When he was small, my youngest son had a habit of filling his pockets with treasures he encountered in his daily adventures. I didn't always understand the value he saw in his chosen objects -- really, how many rocks and sticks could one boy keep? In his eyes, though, each one was beautiful and important. Life is just like that on a larger scale, isn't it? We gather up the precious bits of our experiences and save them all to learn from and enjoy later. Perhaps you'll find a little something here that you'd like to keep in your own pockets. Thanks for visiting.
Tuesday, May 6, 2014
"What are you drawing?", I ask him.
"I'm writing my name in Chinese," he responds matter-of-factly, as if writing his name in Chinese were the most predictable thing in the world for an English-speaking boy who has never had Chinese lessons to be doing with a paper placemat.
His answer is unexpected, but the discovery of Will's newest skill really comes as no surprise to me at all. He looked this information up on the internet one day at school during computer time and memorized it, he tells me, because he could and it seemed like an interesting thing to do.

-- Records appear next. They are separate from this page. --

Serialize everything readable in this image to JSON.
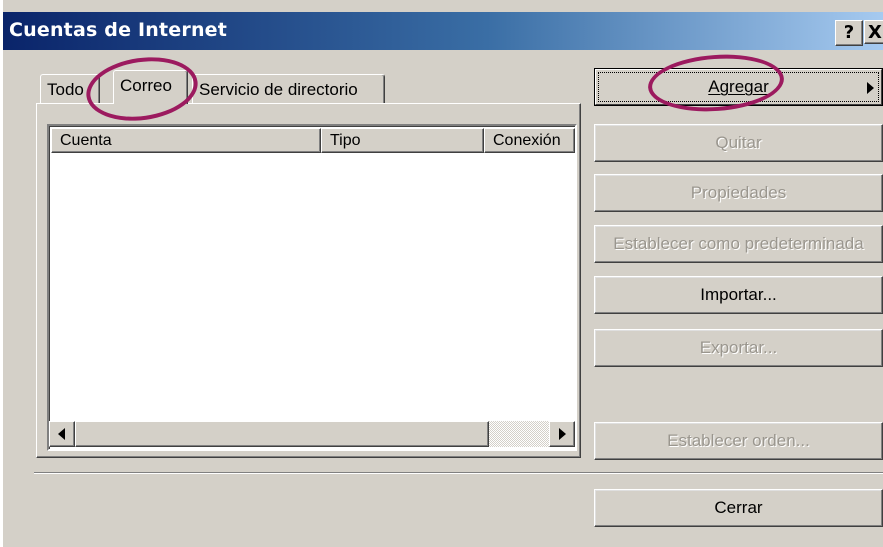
{
  "window": {
    "title": "Cuentas de Internet",
    "help_glyph": "?",
    "close_glyph": "X"
  },
  "tabs": [
    {
      "label": "Todo"
    },
    {
      "label": "Correo"
    },
    {
      "label": "Servicio de directorio"
    }
  ],
  "list": {
    "columns": [
      "Cuenta",
      "Tipo",
      "Conexión"
    ]
  },
  "buttons": {
    "agregar": {
      "label": "Agregar",
      "enabled": true
    },
    "quitar": {
      "label": "Quitar",
      "enabled": false
    },
    "propiedades": {
      "label": "Propiedades",
      "enabled": false
    },
    "predeterminada": {
      "label": "Establecer como predeterminada",
      "enabled": false
    },
    "importar": {
      "label": "Importar...",
      "enabled": true
    },
    "exportar": {
      "label": "Exportar...",
      "enabled": false
    },
    "orden": {
      "label": "Establecer orden...",
      "enabled": false
    },
    "cerrar": {
      "label": "Cerrar",
      "enabled": true
    }
  },
  "colors": {
    "title_bar_start": "#0a246a",
    "title_bar_end": "#a6caf0",
    "annotation_circle": "#9c1a5f",
    "dialog_face": "#d4d0c8"
  }
}
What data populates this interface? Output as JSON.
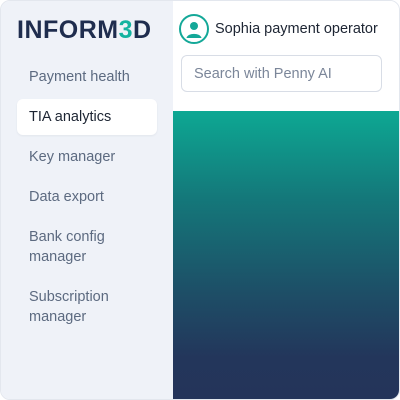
{
  "logo": {
    "prefix": "INFORM",
    "accent": "3",
    "suffix": "D"
  },
  "sidebar": {
    "items": [
      {
        "label": "Payment health"
      },
      {
        "label": "TIA analytics"
      },
      {
        "label": "Key manager"
      },
      {
        "label": "Data export"
      },
      {
        "label": "Bank config manager"
      },
      {
        "label": "Subscription manager"
      }
    ],
    "active_index": 1
  },
  "header": {
    "user_name": "Sophia payment operator",
    "avatar_icon": "user-icon"
  },
  "search": {
    "placeholder": "Search with Penny AI",
    "value": ""
  },
  "colors": {
    "brand_dark": "#1f2d4e",
    "brand_accent": "#14b3a0",
    "sidebar_bg": "#eff2f8",
    "gradient_top": "#0da893",
    "gradient_bottom": "#24345a"
  }
}
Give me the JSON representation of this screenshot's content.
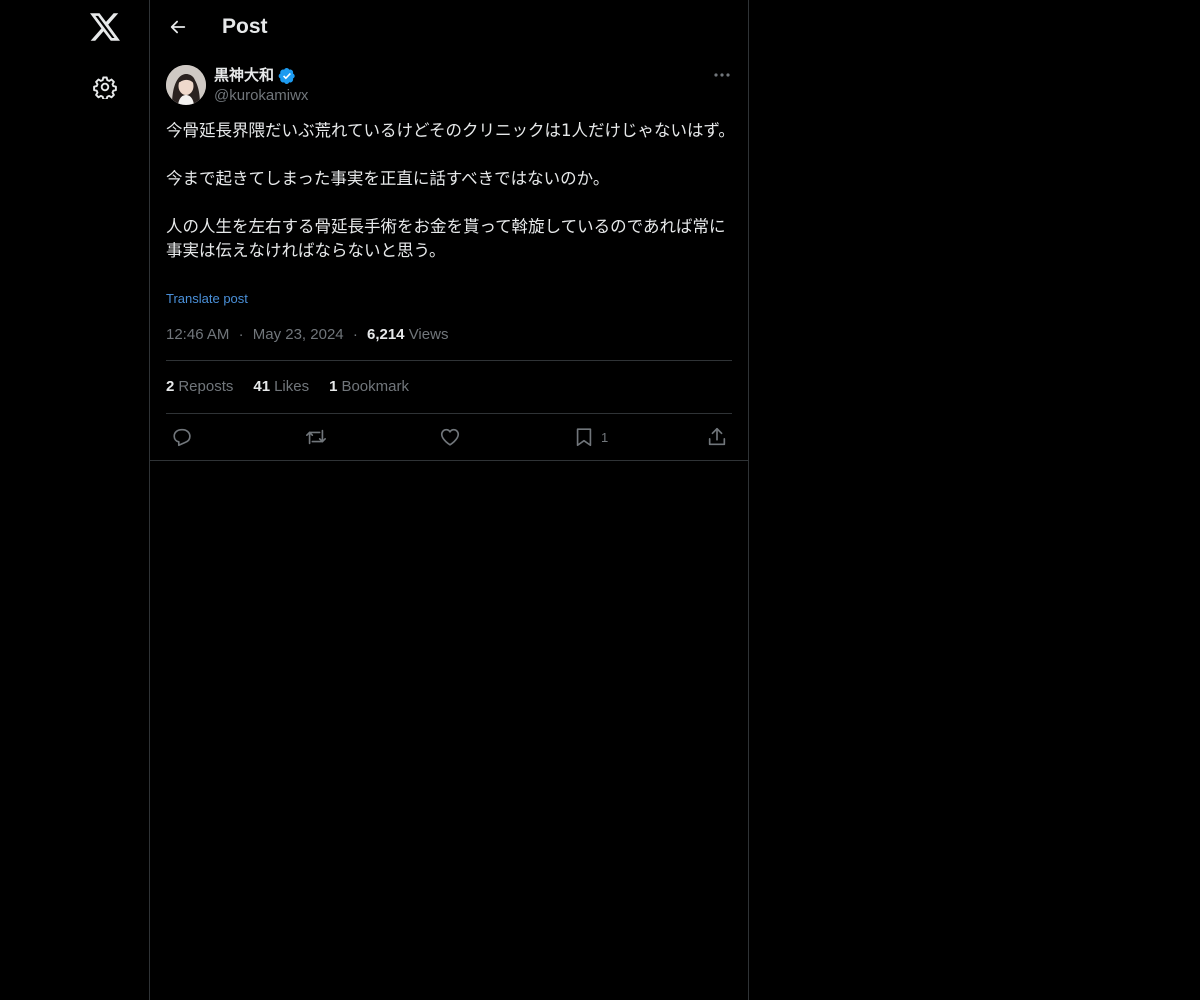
{
  "nav": {
    "logo_icon": "x-logo-icon",
    "settings_icon": "gear-icon"
  },
  "header": {
    "back_icon": "arrow-left-icon",
    "title": "Post"
  },
  "post": {
    "author": {
      "name": "黒神大和",
      "handle": "@kurokamiwx",
      "verified": true
    },
    "paragraphs": [
      "今骨延長界隈だいぶ荒れているけどそのクリニックは1人だけじゃないはず。",
      "今まで起きてしまった事実を正直に話すべきではないのか。",
      "人の人生を左右する骨延長手術をお金を貰って斡旋しているのであれば常に事実は伝えなければならないと思う。"
    ],
    "translate_label": "Translate post",
    "time": "12:46 AM",
    "separator": "·",
    "date": "May 23, 2024",
    "views_count": "6,214",
    "views_label": "Views",
    "stats": {
      "reposts_count": "2",
      "reposts_label": "Reposts",
      "likes_count": "41",
      "likes_label": "Likes",
      "bookmarks_count": "1",
      "bookmarks_label": "Bookmark"
    },
    "actions": {
      "reply_icon": "reply-icon",
      "repost_icon": "repost-icon",
      "like_icon": "heart-icon",
      "bookmark_icon": "bookmark-icon",
      "bookmark_count": "1",
      "share_icon": "share-icon"
    }
  },
  "colors": {
    "background": "#000000",
    "text_primary": "#e7e9ea",
    "text_secondary": "#71767b",
    "link": "#4a90d9",
    "verified": "#1d9bf0",
    "border": "#2f3336"
  }
}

And now that he's opened a door just a crack and caught a glimpse of a whole new world of learning possibilities just waiting to be explored, he has a burning desire to study the Chinese language in great depth, in both written and oral forms, for no reason other than the fact that he finds it fascinating. He is very serious about this, he says, as he pleads with me in earnest to help him find out how he can achieve his latest goal.
This week it's Chinese lessons (he's carrying around a computer print-out of some common English words with their Mandarin equivalents in his backpack as I write this); other weeks and months and years there have been similar passionate requests involving a million other pursuits that have sparked Will's curiosity. In the past month alone, I've found him online tutorials for learning computer programming basics, facilitated the purchase of 5,462,391 more Rainbow Loom elastics, and watched him perform an energetic demonstration of his version of Irish dancing (complete with humming of Irish-themed music) as an argument for why he should be able to take more dance lessons next year. A few weeks ago he came home with some old math contests that his teachers had given him as practice for writing this year's grade 4 Math Leagues one. He devoured those practice contests hungrily in the evenings, pushing through the immense frustration he felt when he encountered questions he couldn't solve, because he loved the challenge so much and needed to know the right answers. (Yesterday we found out that his score on the actual contest, which he wrote last week, earned him a tie for first place in the school board!) What goes on in Will's mind is mysterious and amazing to me.
If you take a look in Will's bedroom, which I try to let him keep how he likes it, the labyrinth-like activity of his brain becomes obvious in the random objects that spill into each other on every available surface. There is a homemade kaleidoscope, a book about Minecraft, a geode waiting to be cracked open with a hammer, a recorder, a bird made out of tinfoil, stock advisor newsletters, notes scribbled on paper, Lego men wading in a pool of sticky pink putty. Will moves from one project to the next, never tidying up anything in between because a) why would he waste time on such ridiculously boring nonsense as cleaning? and b) inspiration could strike at any moment and he needs to have all of his resources easily available to him. The incredible thing is that even while he's in the midst of all of this:
he still finds himself wanting to experience and learn and be more. I can't count how many times I've seen him wandering aimlessly around the house, declaring in a lost voice, "I don't know what to do now."
"I don't know what to do now."
Sometimes my sentiments echo his exactly. I wonder if I'm doing an adequate job of providing him with the resources and materials and activities and opportunities he needs to grow that wonderful mind of his, both at home and at school. I worry that my fears of the unknown might somehow be holding him back from reaching his own potential. I'm both excited by the idea of letting him run with things and seeing how far he can go, and anxious about his mind taking him to grown up places when his ten year old self isn't yet ready to be there. I wish I could be as sure in my convictions that we're doing right by Will as he is in his fervent belief that the Chinese language is something really awesome.